After finding no underlying collusion with Russia, the Special Counsel’s report goes on to consider whether certain actions of the President could amount to obstruction of the Special Counsel’s investigation. As I addressed in my March 24th letter, the Special Counsel did not make a traditional prosecutorial judgment regarding this allegation. Instead, the report recounts ten episodes involving the President and discusses potential legal theories for connecting these actions to elements of an obstruction offense.
After carefully reviewing the facts and legal theories outlined in the report, and in consultation with the Office of Legal Counsel and other Department lawyers, the Deputy Attorney General and I concluded that the evidence developed by the Special Counsel is not sufficient to establish that the President committed an obstruction-of-justice offense.
Although the Deputy Attorney General and I disagreed with some of the Special Counsel’s legal theories and felt that some of the episodes examined did not amount to obstruction as a matter of law, we did not rely solely on that in making our decision. Instead, we accepted the Special Counsel’s legal framework for purposes of our analysis and evaluated the evidence as presented by the Special Counsel in reaching our conclusion.
In assessing the President’s actions discussed in the report, it is important to bear in mind the context. President Trump faced an unprecedented situation. As he entered into office, and sought to perform his responsibilities as President, federal agents and prosecutors were scrutinizing his conduct before and after taking office, and the conduct of some of his associates. At the same time, there was relentless speculation in the news media about the President’s personal culpability. Yet, as he said from the beginning, there was in fact no collusion. And as the Special Counsel’s report acknowledges, there is substantial evidence to show that the President was frustrated and angered by a sincere belief that the investigation was undermining his presidency, propelled by his political opponents, and fueled by illegal leaks. Nonetheless, the White House fully cooperated with the Special Counsel’s investigation, providing unfettered access to campaign and White House documents, directing senior aides to testify freely, and asserting no privilege claims. And at the same time, the President took no act that in fact deprived the Special Counsel of the documents and witnesses necessary to complete his investigation. Apart from whether the acts were obstructive, this evidence of non-corrupt motives weighs heavily against any allegation that the President had a corrupt intent to obstruct the investigation.

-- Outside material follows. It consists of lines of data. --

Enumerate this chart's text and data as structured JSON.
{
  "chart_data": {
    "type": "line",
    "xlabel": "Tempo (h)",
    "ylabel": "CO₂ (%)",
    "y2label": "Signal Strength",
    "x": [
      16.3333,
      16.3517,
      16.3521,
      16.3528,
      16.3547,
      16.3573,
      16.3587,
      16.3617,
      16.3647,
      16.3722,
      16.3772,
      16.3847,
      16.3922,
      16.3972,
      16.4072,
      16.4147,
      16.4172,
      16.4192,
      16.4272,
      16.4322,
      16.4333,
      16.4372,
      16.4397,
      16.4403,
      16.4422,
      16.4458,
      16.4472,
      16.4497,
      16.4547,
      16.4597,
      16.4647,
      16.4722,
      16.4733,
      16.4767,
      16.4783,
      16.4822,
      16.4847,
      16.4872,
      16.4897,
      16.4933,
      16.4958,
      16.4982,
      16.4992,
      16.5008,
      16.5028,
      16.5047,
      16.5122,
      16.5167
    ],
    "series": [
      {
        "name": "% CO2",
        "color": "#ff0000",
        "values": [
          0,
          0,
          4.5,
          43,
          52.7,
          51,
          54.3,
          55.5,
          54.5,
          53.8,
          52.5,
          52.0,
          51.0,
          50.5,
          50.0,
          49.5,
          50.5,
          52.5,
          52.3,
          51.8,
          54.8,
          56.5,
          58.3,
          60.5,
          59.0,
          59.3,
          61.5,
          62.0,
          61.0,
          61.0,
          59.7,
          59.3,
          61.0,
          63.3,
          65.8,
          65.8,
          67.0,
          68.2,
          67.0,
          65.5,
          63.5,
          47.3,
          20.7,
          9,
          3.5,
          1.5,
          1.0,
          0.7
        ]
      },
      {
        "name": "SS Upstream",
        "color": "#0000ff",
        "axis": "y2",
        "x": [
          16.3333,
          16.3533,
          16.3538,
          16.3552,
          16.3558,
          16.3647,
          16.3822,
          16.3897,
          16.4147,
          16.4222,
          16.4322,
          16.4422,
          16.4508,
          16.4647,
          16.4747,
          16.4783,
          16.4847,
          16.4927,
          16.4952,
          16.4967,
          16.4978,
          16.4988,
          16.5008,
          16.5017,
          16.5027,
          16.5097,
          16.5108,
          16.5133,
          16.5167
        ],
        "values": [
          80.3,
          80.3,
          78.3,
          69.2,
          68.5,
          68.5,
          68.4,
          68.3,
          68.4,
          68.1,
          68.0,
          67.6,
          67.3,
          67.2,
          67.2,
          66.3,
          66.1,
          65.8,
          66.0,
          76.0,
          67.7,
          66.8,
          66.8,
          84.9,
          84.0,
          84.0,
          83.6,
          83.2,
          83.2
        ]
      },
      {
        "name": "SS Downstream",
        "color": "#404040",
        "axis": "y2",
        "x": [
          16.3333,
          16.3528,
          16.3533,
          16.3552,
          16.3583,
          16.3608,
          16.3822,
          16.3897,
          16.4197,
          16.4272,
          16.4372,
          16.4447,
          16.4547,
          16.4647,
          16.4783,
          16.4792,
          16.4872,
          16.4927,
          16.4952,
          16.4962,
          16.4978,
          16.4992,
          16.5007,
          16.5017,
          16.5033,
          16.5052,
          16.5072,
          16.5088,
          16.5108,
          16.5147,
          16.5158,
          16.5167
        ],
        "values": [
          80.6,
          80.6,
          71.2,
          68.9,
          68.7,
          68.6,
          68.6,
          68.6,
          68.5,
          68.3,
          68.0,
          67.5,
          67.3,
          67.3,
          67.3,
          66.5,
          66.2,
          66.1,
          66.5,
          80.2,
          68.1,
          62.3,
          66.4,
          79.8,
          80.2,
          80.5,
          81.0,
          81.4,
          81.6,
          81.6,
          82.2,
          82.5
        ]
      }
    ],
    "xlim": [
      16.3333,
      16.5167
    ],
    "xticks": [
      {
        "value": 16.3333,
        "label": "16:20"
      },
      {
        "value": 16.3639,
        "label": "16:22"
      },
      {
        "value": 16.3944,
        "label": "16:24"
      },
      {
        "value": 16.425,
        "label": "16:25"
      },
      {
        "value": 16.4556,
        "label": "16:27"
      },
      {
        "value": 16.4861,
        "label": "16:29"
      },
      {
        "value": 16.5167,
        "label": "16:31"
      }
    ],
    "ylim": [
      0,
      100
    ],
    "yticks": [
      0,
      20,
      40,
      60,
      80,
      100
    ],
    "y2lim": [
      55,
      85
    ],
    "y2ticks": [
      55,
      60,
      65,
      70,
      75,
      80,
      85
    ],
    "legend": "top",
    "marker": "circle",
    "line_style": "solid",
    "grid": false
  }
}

Now, before I take questions, I want to address a few aspects of the process for producing the public report that I am releasing today. As I said several times, the report contains limited redactions relating to four categories of information. To ensure as much transparency as possible, these redactions have been clearly labelled and color-coded so that readers can tell which redactions correspond to which categories.
As you will see, most of the redactions were compelled by the need to prevent harm to ongoing matters and to comply with court orders prohibiting the public disclosure of information bearing upon ongoing investigations and criminal cases, such as the IRA case and the Roger Stone case.
These redactions were applied by Department of Justice attorneys working closely together with attorneys from the Special Counsel’s Office, as well as with the intelligence community, and prosecutors who are handling ongoing cases. The redactions are their work product.